El nombre del Mipaya tenía resonancias históricas.

Bajo esta maraña vegetal proliferaron, hacía un siglo, campamentos caucheros Después de la terrible mortandad que la tribu sufrió, pasivamente, en los años del caucho, los ex caucheros arruinados intentaron en la década del veinte abrir haciendas en esta zona, proveyéndose de brazos mediante el viejo sistema de las cacerías de indígenas. Fue entonces que, aquí, a orillas del Mipaya, se produjo el único caso conocido en la historia de resistencia machiguenga. Cuando un hacendado de la región vino a llevarse a los jóvenes y a las mujeres, los machiguengas los recibieron a flechazos y mataron e hirieron a varios viracochas, antes de ser exterminados. La selva había cubierto el escenario con su espesa maleza de troncos, ramas, hojarasca, y no quedaba ya rastro de aquellas ignominias.

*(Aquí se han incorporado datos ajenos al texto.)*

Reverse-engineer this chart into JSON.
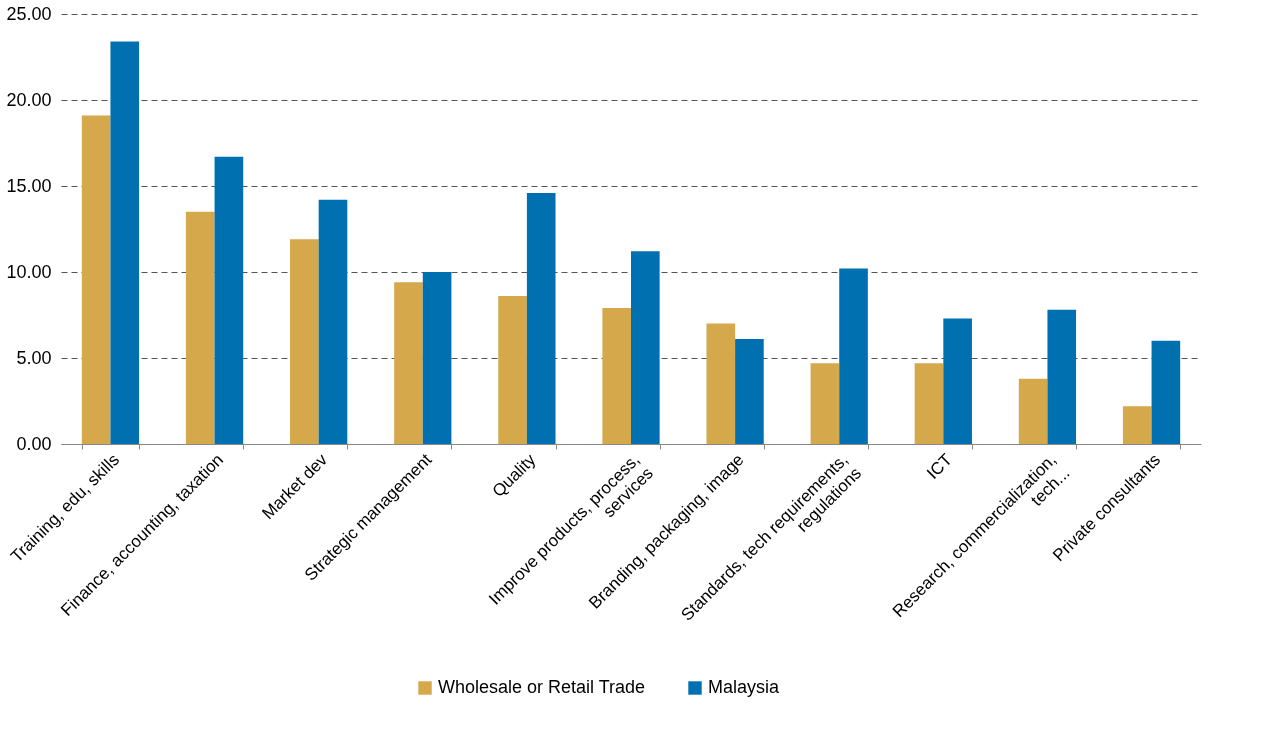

Antes de aterrizar, el piloto trazó varios círculos sobre la veintena de cabañas de techos cónicos, a fin de que los machiguengas de Nuevo Mundo retiraran a los niños de la única calle del poblado, que servía de pista de aterrizaje.

Los Schneil venían en el mismo avión que yo, y, apenas los vieron descender del aparato, un centenar de vecinos los rodeó, dando muestras de mucha excitación y alegría. Todos pugnaban por tocarlos, palmearlos, y unos y otros hablaban al mismo tiempo en un lenguaje cadencioso, áspero, lleno de modulaciones extremas. Salvo la maestra, quien vestía falda y blusa y calzaba sandalias, todos los machiguengas andaban descalzos, ellos con un breve taparrabo o con cushma y ellas también con esas túnicas de algodón, ocres o grises, comunes a muchas tribus. Sólo algunas ancianas llevaban la pampanilla, delgada manta recogida en la cintura que les dejaba los pechos al aire. Casi todos, hombres y mujeres, lucían tatuajes rojizos o negros.

Ahí estaban, pues. Ésos eran los machiguengas.

No tuve ni tiempo de conmoverme. Para aprovechar al máximo la luz nos pusimos a trabajar de inmediato y, afortunadamente, ninguna catástrofe nos impidió tomar imágenes de las cabañas -todas idénticas: una simple plataforma de troncos sostenida sobre pilotes, unos delgados tabiques de caña que sólo cubrían la mitad de los lados, el penacho de hojas de palmera que era el techo, y unos interiores austeros, pues sólo albergaban esteras enrolladas, bateas, redes de pescar, arcos y flechas y puñaditos de yuca, maíz y unos porongos- ni entrevistar a la maestra, la única que podía expresarse, aunque con dificultad, en español. Era también la administradora de la tienda del pueblo, adonde dos veces al mes llegaba un lancha trayendo provisiones. Mis intentos de obtener de ella alguna información sobre los habladores fueron inútiles. ¿Alcanzaba a entender a quiénes me refería? Parecía que no. Me miraba con una expresión sorprendida, ligeramente inquieta, como rogándome que me volviera inteligible.

Aunque no podíamos conversar directamente con ellos, sino a través de los Schneil, los otros machiguengas se mostraron bastante serviciales y pudimos grabar algunos cantos y bailes y la refinada operación mediante la cual una anciana se iba pintando, en la cara, dibujos geométricos, con tintura de achiote. Tomamos vistas de los nacientes sembríos, de los corralitos de aves, de la escuela, y la maestra se empeñó en que escucháramos a los alumnos cantar el Himno Nacional en machiguenga. Uno de los niños tenía la cara destruida por esa especie de lepra que es la uta -los machiguengas la atribuyen a la picadura de una luciérnaga de color rosado, con el abdomen hirviendo de puntitos brillantes- y, por la manera desinhibida y natural con que actuaba y correteaba entre los otros chiquillos, no parecía, a simple vista al menos, objeto de discriminación y burlas a causa de su deformidad.